The Marotta Family Hospital is a healthcare facility in St. Catharines, Ontario, Canada, that opened in 2013. It replaces the St. Catharines General Hospital, which closed the same year. The hospital was originally known as the St. Catharines Site before being renamed in 2024.

== History ==
During the COVID-19 pandemic in Ontario, hospitalizations for patients with respiratory issues led to a larger volume of patients, causing the hospital to operate beyond its full capacity. An outbreak was declared at the hospital after five employees became infected. In January 2024, the Marotta family made a $15 million donation to the St. Catharines hospital, which was then renamed in their honour. In June 2024, the hospital commissioned artwork from Indigenous artists for their mental health wards. In September 2024, a Ronald McDonald House room opened within the hospital.

== Incidents ==
In 2020, a security guard was filmed throwing a man out of a wheelchair.
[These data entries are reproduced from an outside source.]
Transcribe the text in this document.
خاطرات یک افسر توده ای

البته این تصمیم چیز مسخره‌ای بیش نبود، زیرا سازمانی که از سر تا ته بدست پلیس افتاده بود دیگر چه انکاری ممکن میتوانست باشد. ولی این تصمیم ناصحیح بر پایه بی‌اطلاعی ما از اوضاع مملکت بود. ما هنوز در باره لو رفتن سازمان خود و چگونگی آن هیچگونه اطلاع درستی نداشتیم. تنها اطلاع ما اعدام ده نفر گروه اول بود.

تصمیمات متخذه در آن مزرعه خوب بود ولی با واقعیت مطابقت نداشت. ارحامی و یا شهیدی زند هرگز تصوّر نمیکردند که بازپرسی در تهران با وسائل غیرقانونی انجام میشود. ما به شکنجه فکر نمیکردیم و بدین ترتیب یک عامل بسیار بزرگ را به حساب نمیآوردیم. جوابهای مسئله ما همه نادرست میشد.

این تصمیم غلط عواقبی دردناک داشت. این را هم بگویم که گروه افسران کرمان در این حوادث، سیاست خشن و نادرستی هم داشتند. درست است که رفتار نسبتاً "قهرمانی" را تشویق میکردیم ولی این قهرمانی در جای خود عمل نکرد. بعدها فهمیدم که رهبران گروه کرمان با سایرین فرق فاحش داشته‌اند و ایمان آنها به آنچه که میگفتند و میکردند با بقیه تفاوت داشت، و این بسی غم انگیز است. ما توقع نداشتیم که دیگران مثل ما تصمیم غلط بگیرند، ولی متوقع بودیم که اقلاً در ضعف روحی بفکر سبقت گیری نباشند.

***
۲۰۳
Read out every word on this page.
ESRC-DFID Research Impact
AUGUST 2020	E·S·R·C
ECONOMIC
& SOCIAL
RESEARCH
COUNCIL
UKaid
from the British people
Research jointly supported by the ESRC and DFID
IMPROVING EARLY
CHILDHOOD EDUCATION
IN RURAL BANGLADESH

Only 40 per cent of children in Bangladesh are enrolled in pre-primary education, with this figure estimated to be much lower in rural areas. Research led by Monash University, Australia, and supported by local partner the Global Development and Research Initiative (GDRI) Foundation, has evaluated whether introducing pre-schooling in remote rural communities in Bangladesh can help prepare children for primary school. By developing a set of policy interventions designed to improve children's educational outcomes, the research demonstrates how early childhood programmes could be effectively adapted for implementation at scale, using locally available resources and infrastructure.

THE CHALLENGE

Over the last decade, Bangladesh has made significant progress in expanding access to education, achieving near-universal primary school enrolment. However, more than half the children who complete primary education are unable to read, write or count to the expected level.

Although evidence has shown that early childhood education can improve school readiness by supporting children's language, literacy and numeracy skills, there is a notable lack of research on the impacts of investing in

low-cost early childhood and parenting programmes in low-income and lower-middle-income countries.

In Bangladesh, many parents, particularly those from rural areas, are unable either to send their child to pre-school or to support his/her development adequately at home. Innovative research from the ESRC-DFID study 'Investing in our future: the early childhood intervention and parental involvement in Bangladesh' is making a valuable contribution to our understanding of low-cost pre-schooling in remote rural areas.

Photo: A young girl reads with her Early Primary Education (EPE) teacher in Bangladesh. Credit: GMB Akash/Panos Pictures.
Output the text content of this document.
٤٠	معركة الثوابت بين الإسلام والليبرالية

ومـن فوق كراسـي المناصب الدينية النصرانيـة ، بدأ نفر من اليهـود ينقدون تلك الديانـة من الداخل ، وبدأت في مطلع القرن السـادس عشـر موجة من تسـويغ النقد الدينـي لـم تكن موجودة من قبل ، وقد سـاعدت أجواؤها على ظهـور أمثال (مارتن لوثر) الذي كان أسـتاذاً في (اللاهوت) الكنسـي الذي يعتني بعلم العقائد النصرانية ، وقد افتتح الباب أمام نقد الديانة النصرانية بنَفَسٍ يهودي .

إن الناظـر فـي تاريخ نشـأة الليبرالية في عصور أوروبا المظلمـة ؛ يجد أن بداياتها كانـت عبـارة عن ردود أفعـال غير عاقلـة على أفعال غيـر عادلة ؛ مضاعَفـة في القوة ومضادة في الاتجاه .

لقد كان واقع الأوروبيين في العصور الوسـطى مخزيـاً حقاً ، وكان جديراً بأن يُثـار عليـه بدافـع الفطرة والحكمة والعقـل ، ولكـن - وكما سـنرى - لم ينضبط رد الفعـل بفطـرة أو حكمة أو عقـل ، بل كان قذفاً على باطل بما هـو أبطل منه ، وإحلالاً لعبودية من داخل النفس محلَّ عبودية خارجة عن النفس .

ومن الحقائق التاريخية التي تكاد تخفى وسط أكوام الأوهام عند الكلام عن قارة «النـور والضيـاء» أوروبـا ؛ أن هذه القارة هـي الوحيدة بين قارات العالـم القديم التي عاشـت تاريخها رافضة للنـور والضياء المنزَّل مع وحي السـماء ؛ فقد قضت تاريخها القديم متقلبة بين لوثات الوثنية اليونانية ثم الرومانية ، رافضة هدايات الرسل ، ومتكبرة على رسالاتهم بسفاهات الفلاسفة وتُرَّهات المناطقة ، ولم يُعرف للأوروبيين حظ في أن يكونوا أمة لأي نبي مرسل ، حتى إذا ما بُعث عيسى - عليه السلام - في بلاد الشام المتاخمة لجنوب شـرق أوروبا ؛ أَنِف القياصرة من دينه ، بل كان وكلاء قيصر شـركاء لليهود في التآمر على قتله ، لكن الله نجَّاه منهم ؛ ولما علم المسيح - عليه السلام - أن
This incident was posted on social media and prompted a police investigation. In 2021, a 24 year old indigenous woman died while receiving treatment for back pain at the hospital. Two separate investigations were made surrounding the circumstances of her death, which reached contradictory conclusions. After her death, the hospital created a plan to provide indigenous patients with adequate care. In October 2024, a lawsuit was filed after a patient was allegedly given ten times their prescribed dose of antipsychotic medication and died of cardiac arrest. In November 2024, a new patient information system was installed, which cost $125 million. The transition into using it and resulting technical issues led to extensive delays in treating patients.